I have to put this here, because it sums up exactly my thoughts. This comes from an interview by Malinda Lo with Scott Tracey, posted on her blog.

The first thing to note is that when I wrote Witch Eyes, I did it because I wanted to read something where there was a gay character, and possibly a gay romance, but the book itself wasn’t just a “coming out” book, or a “dealing with homophobia” story.  There are definitely places for those stories, but I wanted to see and read something where the character’s sexuality wasn’t the biggest issue in the book.  Where it was separate from the plot.  I wanted something that I would have liked to read when I was a seventeen-year-old struggling to figure out who he was. Something that didn’t make a big deal about what it meant to be gay, or how hard it was going to be, just a book that said “okay, so just because you’re gay doesn’t mean you can’t go fight demons.”
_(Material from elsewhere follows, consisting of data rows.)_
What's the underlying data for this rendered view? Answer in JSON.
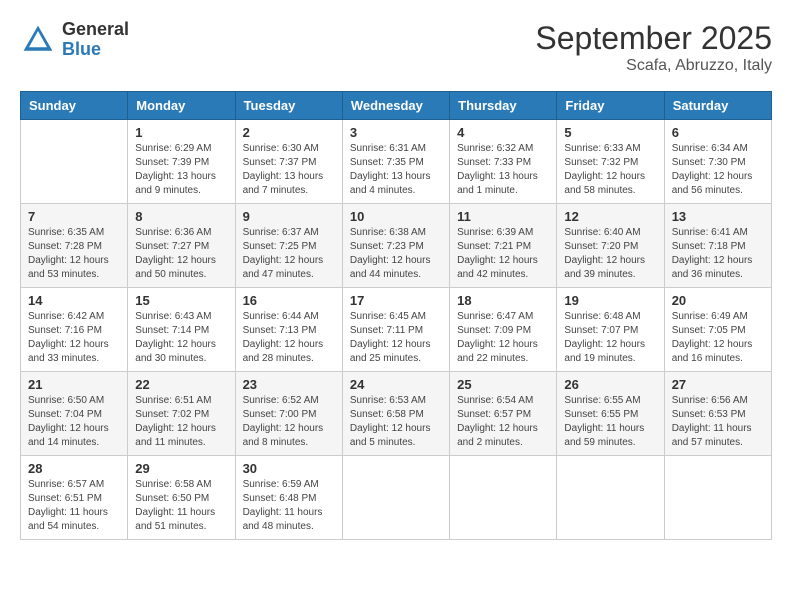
{
  "header": {
    "logo_general": "General",
    "logo_blue": "Blue",
    "month_title": "September 2025",
    "location": "Scafa, Abruzzo, Italy"
  },
  "columns": [
    "Sunday",
    "Monday",
    "Tuesday",
    "Wednesday",
    "Thursday",
    "Friday",
    "Saturday"
  ],
  "weeks": [
    [
      {
        "day": "",
        "info": ""
      },
      {
        "day": "1",
        "info": "Sunrise: 6:29 AM\nSunset: 7:39 PM\nDaylight: 13 hours\nand 9 minutes."
      },
      {
        "day": "2",
        "info": "Sunrise: 6:30 AM\nSunset: 7:37 PM\nDaylight: 13 hours\nand 7 minutes."
      },
      {
        "day": "3",
        "info": "Sunrise: 6:31 AM\nSunset: 7:35 PM\nDaylight: 13 hours\nand 4 minutes."
      },
      {
        "day": "4",
        "info": "Sunrise: 6:32 AM\nSunset: 7:33 PM\nDaylight: 13 hours\nand 1 minute."
      },
      {
        "day": "5",
        "info": "Sunrise: 6:33 AM\nSunset: 7:32 PM\nDaylight: 12 hours\nand 58 minutes."
      },
      {
        "day": "6",
        "info": "Sunrise: 6:34 AM\nSunset: 7:30 PM\nDaylight: 12 hours\nand 56 minutes."
      }
    ],
    [
      {
        "day": "7",
        "info": "Sunrise: 6:35 AM\nSunset: 7:28 PM\nDaylight: 12 hours\nand 53 minutes."
      },
      {
        "day": "8",
        "info": "Sunrise: 6:36 AM\nSunset: 7:27 PM\nDaylight: 12 hours\nand 50 minutes."
      },
      {
        "day": "9",
        "info": "Sunrise: 6:37 AM\nSunset: 7:25 PM\nDaylight: 12 hours\nand 47 minutes."
      },
      {
        "day": "10",
        "info": "Sunrise: 6:38 AM\nSunset: 7:23 PM\nDaylight: 12 hours\nand 44 minutes."
      },
      {
        "day": "11",
        "info": "Sunrise: 6:39 AM\nSunset: 7:21 PM\nDaylight: 12 hours\nand 42 minutes."
      },
      {
        "day": "12",
        "info": "Sunrise: 6:40 AM\nSunset: 7:20 PM\nDaylight: 12 hours\nand 39 minutes."
      },
      {
        "day": "13",
        "info": "Sunrise: 6:41 AM\nSunset: 7:18 PM\nDaylight: 12 hours\nand 36 minutes."
      }
    ],
    [
      {
        "day": "14",
        "info": "Sunrise: 6:42 AM\nSunset: 7:16 PM\nDaylight: 12 hours\nand 33 minutes."
      },
      {
        "day": "15",
        "info": "Sunrise: 6:43 AM\nSunset: 7:14 PM\nDaylight: 12 hours\nand 30 minutes."
      },
      {
        "day": "16",
        "info": "Sunrise: 6:44 AM\nSunset: 7:13 PM\nDaylight: 12 hours\nand 28 minutes."
      },
      {
        "day": "17",
        "info": "Sunrise: 6:45 AM\nSunset: 7:11 PM\nDaylight: 12 hours\nand 25 minutes."
      },
      {
        "day": "18",
        "info": "Sunrise: 6:47 AM\nSunset: 7:09 PM\nDaylight: 12 hours\nand 22 minutes."
      },
      {
        "day": "19",
        "info": "Sunrise: 6:48 AM\nSunset: 7:07 PM\nDaylight: 12 hours\nand 19 minutes."
      },
      {
        "day": "20",
        "info": "Sunrise: 6:49 AM\nSunset: 7:05 PM\nDaylight: 12 hours\nand 16 minutes."
      }
    ],
    [
      {
        "day": "21",
        "info": "Sunrise: 6:50 AM\nSunset: 7:04 PM\nDaylight: 12 hours\nand 14 minutes."
      },
      {
        "day": "22",
        "info": "Sunrise: 6:51 AM\nSunset: 7:02 PM\nDaylight: 12 hours\nand 11 minutes."
      },
      {
        "day": "23",
        "info": "Sunrise: 6:52 AM\nSunset: 7:00 PM\nDaylight: 12 hours\nand 8 minutes."
      },
      {
        "day": "24",
        "info": "Sunrise: 6:53 AM\nSunset: 6:58 PM\nDaylight: 12 hours\nand 5 minutes."
      },
      {
        "day": "25",
        "info": "Sunrise: 6:54 AM\nSunset: 6:57 PM\nDaylight: 12 hours\nand 2 minutes."
      },
      {
        "day": "26",
        "info": "Sunrise: 6:55 AM\nSunset: 6:55 PM\nDaylight: 11 hours\nand 59 minutes."
      },
      {
        "day": "27",
        "info": "Sunrise: 6:56 AM\nSunset: 6:53 PM\nDaylight: 11 hours\nand 57 minutes."
      }
    ],
    [
      {
        "day": "28",
        "info": "Sunrise: 6:57 AM\nSunset: 6:51 PM\nDaylight: 11 hours\nand 54 minutes."
      },
      {
        "day": "29",
        "info": "Sunrise: 6:58 AM\nSunset: 6:50 PM\nDaylight: 11 hours\nand 51 minutes."
      },
      {
        "day": "30",
        "info": "Sunrise: 6:59 AM\nSunset: 6:48 PM\nDaylight: 11 hours\nand 48 minutes."
      },
      {
        "day": "",
        "info": ""
      },
      {
        "day": "",
        "info": ""
      },
      {
        "day": "",
        "info": ""
      },
      {
        "day": "",
        "info": ""
      }
    ]
  ]
}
So when I look for books with queer characters — which I have been doing — I don’t look for the coming out stories and books that deal directly with being queer. I look for books where there are queer characters and they do all the things that straight ones do.

Oh, the books about coming out and dealing with being queer are good, and I read those too, sometimes. But they’re not the type of book I read that often, even if they were something you could call corresponding in the straight world. What I really want are books just like all the other books I read, but with queer characters too.